We have built a framework that allows Belief-Desire-Intention (BDI) cognitive agents to be embedded in an agent-based modelling and simulation (ABMS) system. Architecturally, this means that the “brains” of an agent can be modelled in the BDI system in the usual way, while the “body” exists in the ABMS system. The architecture is flexible in that the ABMS can still have non-BDI agents in the simulation, and the BDI-side can have agents that do not have a physical counterpart (such as an organisation). Our framework is modular and supports integration of off-the-shelf BDI systems with off-the-shelf ABMS systems. It includes platform level support for known BDI systems like JACK, and Jadex, and ABMS systems, like Repast Simphony, and MATSim, among others. The framework is Open Source, and all integrations and applications are available for use by the modelling community.
The project is currently hosted on Github at https://github.com/agentsoz/bdi-abm-integration.
We have also developed a prototype online educational game with the aim of using this medium as a tool for disseminating important flood response messages to residents in a simple, fun, and interactive way. In this game, players control a character situated inside his house, and must help this virtual resident protect his home from an impending storm and flood. Players can control the movements of the character and interact with various aspects of his house. When the storm warning becomes current, players can help protect the house by helping the character fill and lay sandbags, as well as move valuables and hazardous elements to higher ground.
To play the game now, click on the image or go here.
Flood Simulation software is using agent-based modelling and simulation tools to assist in exploring key actions that may be taken to reduce the impacts of flash-flooding in inner-Melbourne suburbs such as Elwood. Through consultation with council, emergency services, and the community, researchers from RMIT University are building computer simulations that will help answer questions like:
This approach models behaviours and interactions at the level of the individual allowing patterns of behaviour to emerge.
This work is part of the project titled Exploring the Adaptive Capacity of Emergency Management Using Agent-Based Modelling.

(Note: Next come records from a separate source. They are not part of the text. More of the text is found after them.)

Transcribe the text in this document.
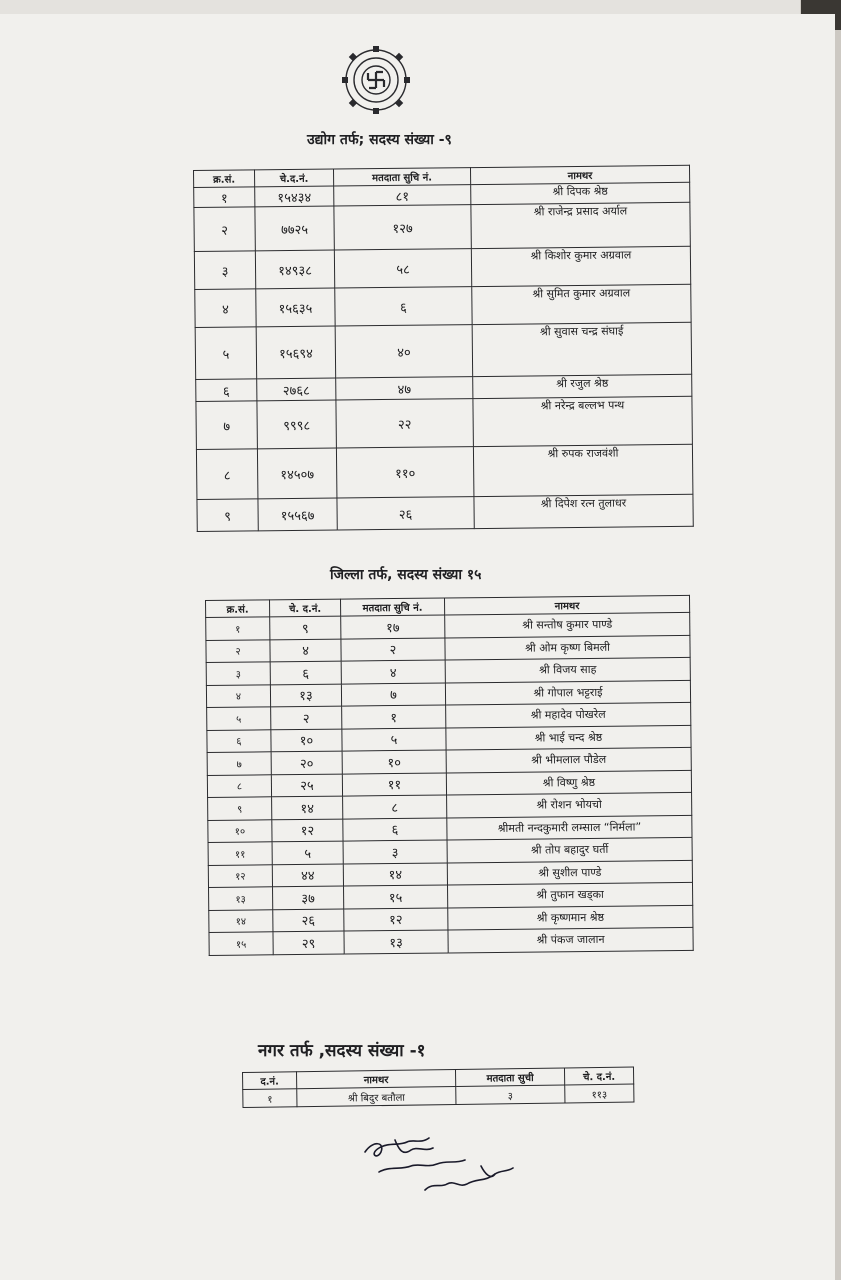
उद्योग तर्फ; सदस्य संख्या -९
क्र.सं.	चे.द.नं.	मतदाता सुचि नं.	नामथर
१	१५४३४	८१	श्री दिपक श्रेष्ठ
२	७७२५	१२७	श्री राजेन्द्र प्रसाद अर्याल
३	१४९३८	५८	श्री किशोर कुमार अग्रवाल
४	१५६३५	६	श्री सुमित कुमार अग्रवाल
५	१५६९४	४०	श्री सुवास चन्द्र संघाई
६	२७६८	४७	श्री रजुल श्रेष्ठ
७	९९९८	२२	श्री नरेन्द्र बल्लभ पन्थ
८	१४५०७	११०	श्री रुपक राजवंशी
९	१५५६७	२६	श्री दिपेश रत्न तुलाधर
जिल्ला तर्फ, सदस्य संख्या १५
क्र.सं.	चे. द.नं.	मतदाता सुचि नं.	नामथर
१	९	१७	श्री सन्तोष कुमार पाण्डे
२	४	२	श्री ओम कृष्ण बिमली
३	६	४	श्री विजय साह
४	१३	७	श्री गोपाल भट्टराई
५	२	१	श्री महादेव पोखरेल
६	१०	५	श्री भाई चन्द श्रेष्ठ
७	२०	१०	श्री भीमलाल पौडेल
८	२५	११	श्री विष्णु श्रेष्ठ
९	१४	८	श्री रोशन भोयचो
१०	१२	६	श्रीमती नन्दकुमारी लम्साल “निर्मला”
११	५	३	श्री तोप बहादुर घर्ती
१२	४४	१४	श्री सुशील पाण्डे
१३	३७	१५	श्री तुफान खड्का
१४	२६	१२	श्री कृष्णमान श्रेष्ठ
१५	२९	१३	श्री पंकज जालान
नगर तर्फ ,सदस्य संख्या -१
द.नं.	नामथर	मतदाता सुची	चे. द.नं.
१	श्री बिदुर बतौला	३	११३
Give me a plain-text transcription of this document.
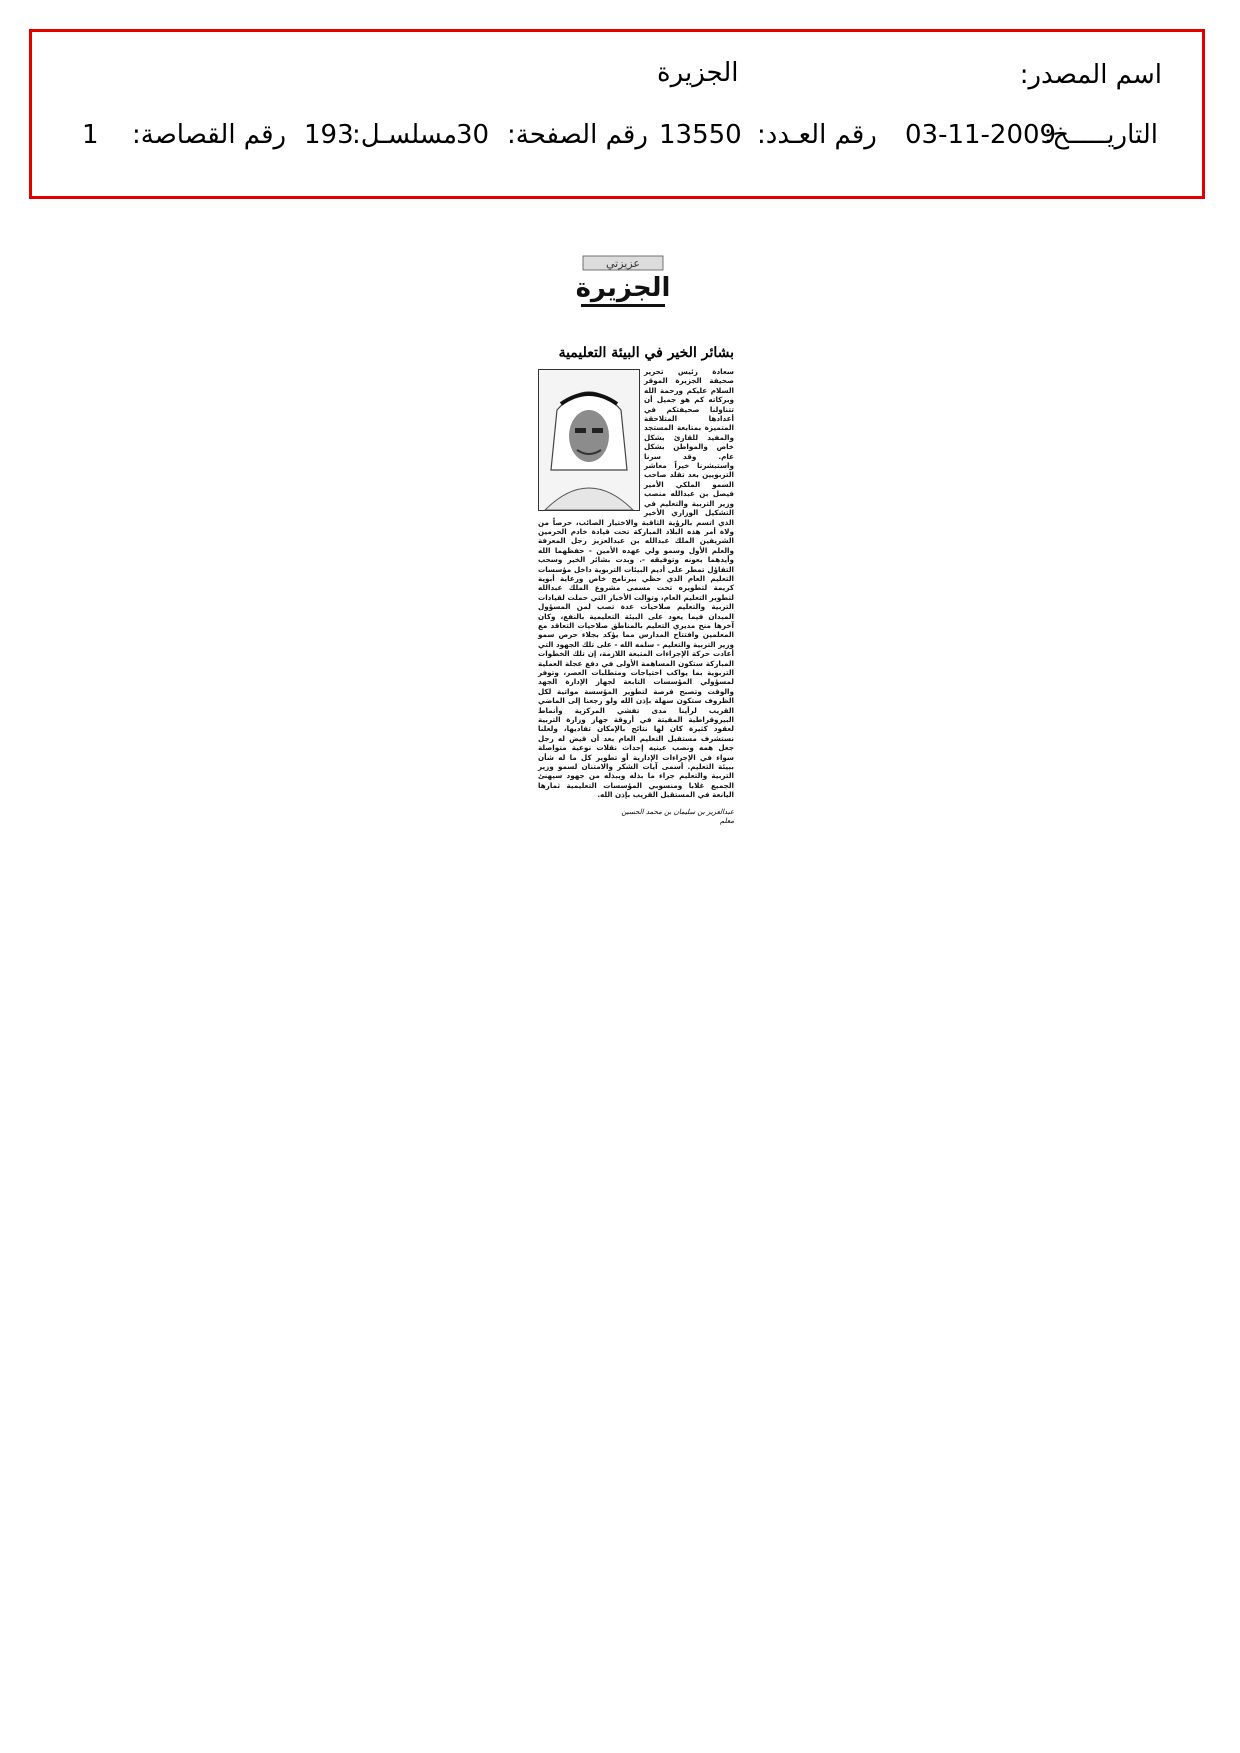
اسم المصدر:
الجزيرة
التاريـــــخ:
03-11-2009
رقم العـدد:
13550
رقم الصفحة:
30
مسلسـل:
193
رقم القصاصة:
1
عزيزتي
الجزيرة
بشائر الخير في البيئة التعليمية
سعادة رئيس تحرير صحيفة الجزيرة الموقر السلام عليكم ورحمة الله وبركاته كم هو جميل أن تتناولنا صحيفتكم في أعدادها المتلاحقة المتميزة بمتابعة المستجد والمفيد للقارئ بشكل خاص والمواطن بشكل عام. وقد سرنا واستبشرنا خيراً معاشر التربويين بعد تقلد صاحب السمو الملكي الأمير فيصل بن عبدالله منصب وزير التربية والتعليم في التشكيل الوزاري الأخير الذي اتسم بالرؤية الثاقبة والاختيار الصائب، حرصاً من ولاة أمر هذه البلاد المباركة تحت قيادة خادم الحرمين الشريفين الملك عبدالله بن عبدالعزيز رجل المعرفة والعلم الأول وسمو ولي عهده الأمين - حفظهما الله وأيدهما بعونه وتوفيقه -. وبدت بشائر الخير وسحب التفاؤل تمطر على أديم البيئات التربوية داخل مؤسسات التعليم العام الذي حظي ببرنامج خاص ورعاية أبوية كريمة لتطويره تحت مسمى مشروع الملك عبدالله لتطوير التعليم العام، وتوالت الأخبار التي حملت لقيادات التربية والتعليم صلاحيات عدة تصب لمن المسؤول الميدان فيما يعود على البيئة التعليمية بالنفع، وكان آخرها منح مديري التعليم بالمناطق صلاحيات التعاقد مع المعلمين وافتتاح المدارس مما يؤكد بجلاء حرص سمو وزير التربية والتعليم - سلمه الله - على تلك الجهود التي أعادت حركة الإجراءات المتبعة اللازمة، إن تلك الخطوات المباركة ستكون المساهمة الأولى في دفع عجلة العملية التربوية بما يواكب احتياجات ومتطلبات العصر، وتوفر لمسؤولي المؤسسات التابعة لجهاز الإدارة الجهد والوقت وتصبح فرصة لتطوير المؤسسة مواتية لكل الظروف ستكون سهلة بإذن الله ولو رجعنا إلى الماضي القريب لرأينا مدى تفشي المركزية وأنماط البيروقراطية المقيتة في أروقة جهاز وزارة التربية لعقود كثيرة كان لها نتائج بالإمكان تفاديها، ولعلنا نستشرف مستقبل التعليم العام بعد أن قيض له رجل جعل همه ونصب عينيه إحداث نقلات نوعية متواصلة سواء في الإجراءات الإدارية أو تطوير كل ما له شأن ببيئة التعليم. أسمى آيات الشكر والامتنان لسمو وزير التربية والتعليم جراء ما بذله ويبذله من جهود سيهنئ الجميع غلابا ومنسوبي المؤسسات التعليمية ثمارها اليانعة في المستقبل القريب بإذن الله.
عبدالعزيز بن سليمان بن محمد الحسين
معلم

In BDI programs it is quite common to find context condition of plans which are over-constrained in order to ensure that the most preferred plan is selected for use. This is undesirable for at least two reasons. It makes the plan not available use at all in situations where it could be of value as a back-up plan, and also it requires incorporation of information that conceptually belongs with the preferred plan. The ability to specify directly in a plan specification, aspects of the situation which would make the plan more or less desirable, enables a dynamically calculated preference ordering which removes the need to over-constrain applicability to obtain the desired plan selection. This paper addresses the issue of dynamically assigning a value to a plan instance, based on the current state and the particulars of the plan instance under consideration. The framework uses specifications based on logical formulae which are evaluated dynamically, using the current state and variable bindings provided via the plan’s context condition. These provide a simple mechanism for locally specifying the value of plan instances. This can be regarded as providing a degree of applicability for a plan, rather than simply a boolean value. For more information refer paper .
The archive contains the library extension (.jar file) for use with the Jadex BDI platform, usage instructions, and a working implementation of the example discussed in the paper.
We have developed a framework called OpenSim, that supports the integration of disparate simulation components together into a single global simulation. The framework provides an “interface” that allows concepts within individual components to be linked together (via shared variables), as well as “infrastructure” for integrating and updating the values of these shared variables at each timestep (via an Integration Manager (IM)), progressing the simulation time (via a Time Manager (TM)), and resolving conflicts (via a Conflict Resolver (CM)) that may arise due to logically incompatible updates to the shared variables by the components.
An important goal for us in the design of the framework was to keep required changes to the business logic of the underlying simulation components, which have been independently validated and verified, to a minimum.